Terence Blanchard, who is slated to be the first Black composer to have a work staged by the Metropolitan Opera, was quoted in the NYT piece and was also highlighted in a recent presentation of Black composers that I attended. It was hosted by YNYC, the the choir I perform with during non-pandemic times, and included historically significant Black composers; non-idiomatic choral music of Black composers; and contemporary Black composers. It also introduced me to "Can You See," an incredible composition by Dr. Zanaida S Robles that feels particularly resonant in 2020.
Tune In, Drop Out, Rest Of World (~15 min). This article, which was featured in a recent Study Hall newsletter, examines the honjok social movement in South Korea that describes “people who prefer, out of pleasure or practicality—and, often, utter exhaustion and sheer desperation — to live outside of conventional social structures and simply be alone.” While there’s a burgeoning market for people doing things by themselves—everything from self-serve food kiosks to partitioned dining areas for solo customers—the “traditionally collectivist” South Korean society continues to relegate the self-described honjok to its margins.

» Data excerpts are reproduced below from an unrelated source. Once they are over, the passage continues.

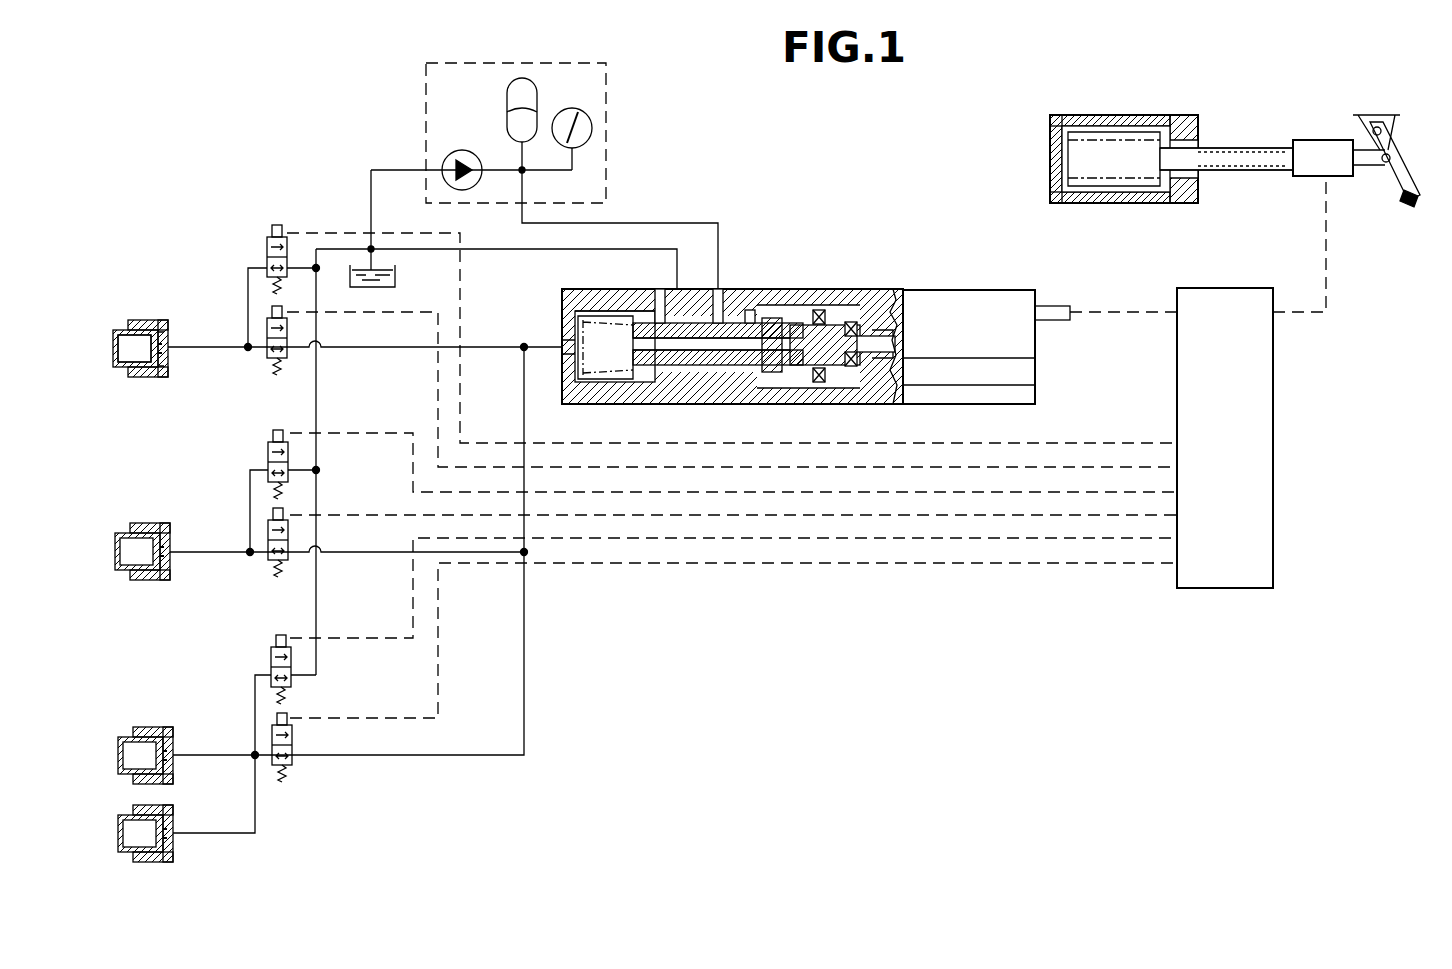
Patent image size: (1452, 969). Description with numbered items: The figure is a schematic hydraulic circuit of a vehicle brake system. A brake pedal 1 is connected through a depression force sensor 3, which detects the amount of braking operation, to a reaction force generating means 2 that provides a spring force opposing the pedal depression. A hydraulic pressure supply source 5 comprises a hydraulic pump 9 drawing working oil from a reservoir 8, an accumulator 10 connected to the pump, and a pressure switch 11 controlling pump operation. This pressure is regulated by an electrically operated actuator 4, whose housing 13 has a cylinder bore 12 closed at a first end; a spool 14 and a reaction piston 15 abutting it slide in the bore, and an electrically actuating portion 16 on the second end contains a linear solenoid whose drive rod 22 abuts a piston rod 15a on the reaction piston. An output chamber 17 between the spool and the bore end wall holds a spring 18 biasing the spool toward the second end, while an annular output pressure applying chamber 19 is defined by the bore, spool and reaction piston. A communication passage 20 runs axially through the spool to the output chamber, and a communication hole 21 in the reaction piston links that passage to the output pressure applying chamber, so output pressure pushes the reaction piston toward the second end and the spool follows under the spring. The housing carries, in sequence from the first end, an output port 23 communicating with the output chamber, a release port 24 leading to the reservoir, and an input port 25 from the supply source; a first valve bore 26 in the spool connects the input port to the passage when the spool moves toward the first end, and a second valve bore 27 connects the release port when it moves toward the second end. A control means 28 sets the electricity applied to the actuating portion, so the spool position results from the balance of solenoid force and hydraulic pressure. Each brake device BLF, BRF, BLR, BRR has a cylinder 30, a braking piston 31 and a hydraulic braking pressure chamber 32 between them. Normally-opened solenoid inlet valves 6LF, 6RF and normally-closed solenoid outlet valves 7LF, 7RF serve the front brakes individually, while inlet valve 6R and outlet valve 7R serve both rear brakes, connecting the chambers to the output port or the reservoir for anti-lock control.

The brake pedal 1 is at (1420, 195).
The reaction force generating means 2 is at (1096, 112).
The depression force sensor 3 is at (1300, 140).
The electrically operated actuator 4 is at (729, 337).
The hydraulic pressure supply source 5 is at (606, 152).
The normally-opened type solenoid inlet valve 6LF is at (267, 360).
The normally-opened type solenoid inlet valve 6RF is at (268, 562).
The normally-opened type solenoid inlet valve 6R is at (292, 765).
The normally-closed type solenoid outlet valve 7LF is at (264, 250).
The normally-closed type solenoid outlet valve 7RF is at (268, 452).
The normally-closed type solenoid outlet valve 7R is at (271, 660).
The reservoir 8 is at (395, 276).
The hydraulic pump 9 is at (476, 150).
The accumulator 10 is at (507, 100).
The pressure switch 11 is at (567, 108).
The cylinder bore 12 is at (724, 366).
The housing 13 is at (880, 300).
The spool 14 is at (770, 374).
The reaction piston 15 is at (806, 384).
The piston rod 15a is at (878, 360).
The electrically actuating portion 16 is at (984, 339).
The output chamber 17 is at (575, 366).
The spring 18 is at (606, 296).
The annular output pressure applying chamber 19 is at (778, 300).
The communication passage 20 is at (636, 385).
The communication hole 21 is at (842, 312).
The drive rod 22 is at (893, 336).
The output port 23 is at (562, 340).
The release port 24 is at (664, 296).
The input port 25 is at (710, 296).
The first valve bore 26 is at (750, 308).
The second valve bore 27 is at (678, 366).
The control means 28 is at (1228, 435).
The cylinder 30 is at (158, 322).
The braking piston 31 is at (118, 372).
The hydraulic braking pressure chamber 32 is at (162, 372).
The left front wheel brake device BLF is at (131, 337).
The right front wheel brake device BRF is at (140, 520).
The left rear wheel brake device BLR is at (147, 720).
The right rear wheel brake device BRR is at (118, 850).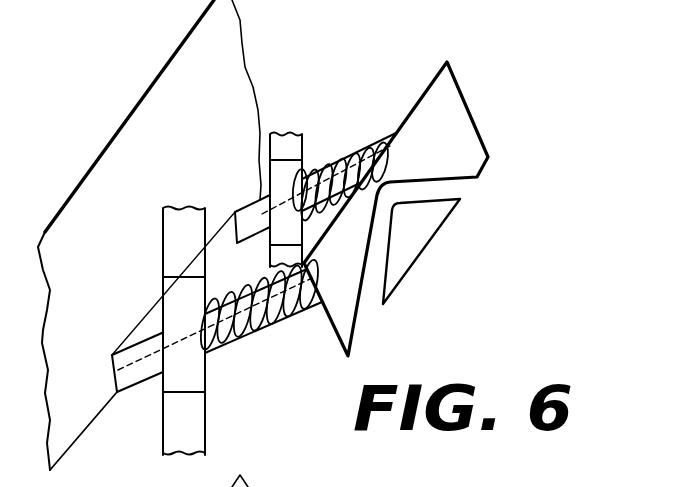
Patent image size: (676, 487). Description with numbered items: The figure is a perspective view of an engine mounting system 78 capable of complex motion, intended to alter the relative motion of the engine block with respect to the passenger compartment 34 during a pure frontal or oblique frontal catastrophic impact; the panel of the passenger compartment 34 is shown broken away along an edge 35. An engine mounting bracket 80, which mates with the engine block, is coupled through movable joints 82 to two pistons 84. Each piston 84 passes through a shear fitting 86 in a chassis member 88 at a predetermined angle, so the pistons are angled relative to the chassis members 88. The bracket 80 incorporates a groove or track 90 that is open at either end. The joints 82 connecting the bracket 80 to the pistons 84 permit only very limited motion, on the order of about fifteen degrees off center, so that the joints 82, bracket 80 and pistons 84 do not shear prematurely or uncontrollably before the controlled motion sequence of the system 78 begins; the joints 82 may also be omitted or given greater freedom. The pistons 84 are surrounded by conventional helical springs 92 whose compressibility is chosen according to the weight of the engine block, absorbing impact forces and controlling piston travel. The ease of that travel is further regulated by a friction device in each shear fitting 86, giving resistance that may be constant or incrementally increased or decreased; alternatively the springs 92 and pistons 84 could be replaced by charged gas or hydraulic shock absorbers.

The passenger compartment 34 is at (103, 33).
The wall edge break line 35 is at (177, 87).
The engine mounting system 78 is at (196, 158).
The engine mounting bracket 80 is at (458, 122).
The movable joints 82 is at (315, 312).
The pistons 84 is at (257, 225).
The shear fittings 86 is at (282, 173).
The chassis members 88 is at (280, 145).
The track 90 is at (372, 296).
The helical springs 92 is at (337, 156).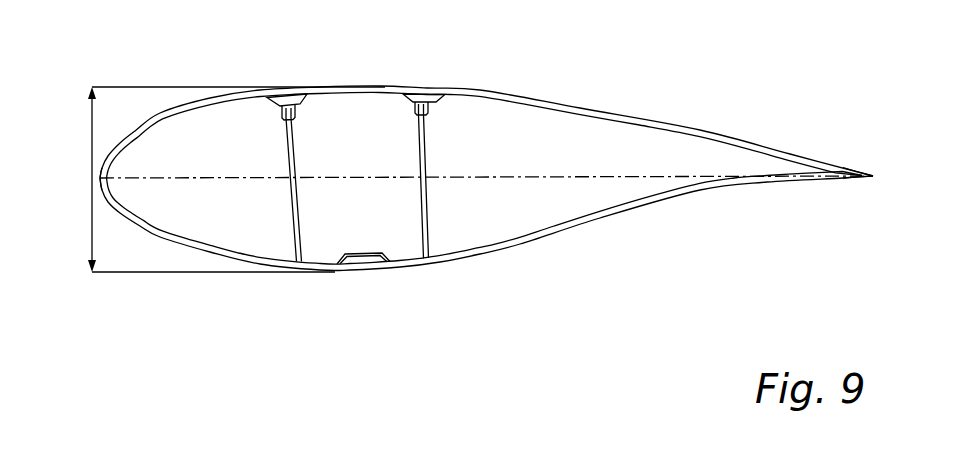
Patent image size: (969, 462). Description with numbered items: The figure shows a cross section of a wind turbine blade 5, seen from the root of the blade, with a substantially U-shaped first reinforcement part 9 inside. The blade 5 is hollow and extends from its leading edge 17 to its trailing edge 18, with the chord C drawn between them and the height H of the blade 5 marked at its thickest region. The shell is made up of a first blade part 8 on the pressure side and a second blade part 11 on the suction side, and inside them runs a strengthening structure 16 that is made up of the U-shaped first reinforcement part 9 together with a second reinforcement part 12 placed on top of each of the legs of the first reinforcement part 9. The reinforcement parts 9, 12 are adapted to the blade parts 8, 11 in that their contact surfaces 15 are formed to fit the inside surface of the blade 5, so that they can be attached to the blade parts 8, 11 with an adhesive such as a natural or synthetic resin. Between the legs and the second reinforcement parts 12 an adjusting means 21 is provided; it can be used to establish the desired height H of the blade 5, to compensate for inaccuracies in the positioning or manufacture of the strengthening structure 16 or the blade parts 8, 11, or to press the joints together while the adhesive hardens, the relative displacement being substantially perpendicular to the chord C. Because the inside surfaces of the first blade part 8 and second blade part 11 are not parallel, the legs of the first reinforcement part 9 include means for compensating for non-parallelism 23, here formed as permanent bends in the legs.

Rest Of World, an international nonprofit journalism organization, recently launched to explore global tech stories that go beyond the “Western-centric worldview that leaves innumerable insights, opportunities and complexity out of the conversation.” I spent a good deal of time this week clicking through their work (and read through articles on automating Thailand’s hospitals, the relationship between digital and civil rights in Sudan, and end-of-life technology in Japan).
The Allure of the Nap Dress, the Look of Gussied-Up Oblivion, The New Yorker (~5 min). Because it is likely that we live in a multiverse, I am content to admit that I, in this universe, am probably the worst version of myself to exist. That’s because I, like the author of this article, was stalked online by The Nap Dress on Instagram and eventually succumbed to native marketing and bought it. I, too, “purchased it in the wee hours of the morning, during one of my frequent bouts of pandemic-induced insomnia. Since sleeping through the night was not happening,” I, too, “figured an outfit specifically designated for daytime dozing might be just the thing.”
Despite rolling my eyes throughout most of this article, one paragraph stuck out to me as a particularly interesting examination of fashion history and impact:
“We are used to seeing women in white nightgowns as haunted, anxious, skulking around with unfinished business. But there is also the figure of the innocent child in white, a kind of prelapsarian state of guilelessness and imagination. The Nap Dress combines these associations into a single garment; it is children’s clothing sized up for adults, or creepy, adult ghost clothes festooned with sweet and approachable details. It is a dress that connotes both extreme stress and also the cessation of it. How wonderful it would be, the Nap Dress suggests, to finally be able to rest after all the hand-wringing.”
I do love pretending to be a ghost.
Ok, that’s it! Please have a martini and peruse this sapphic analysis of the new Taylor Swift album.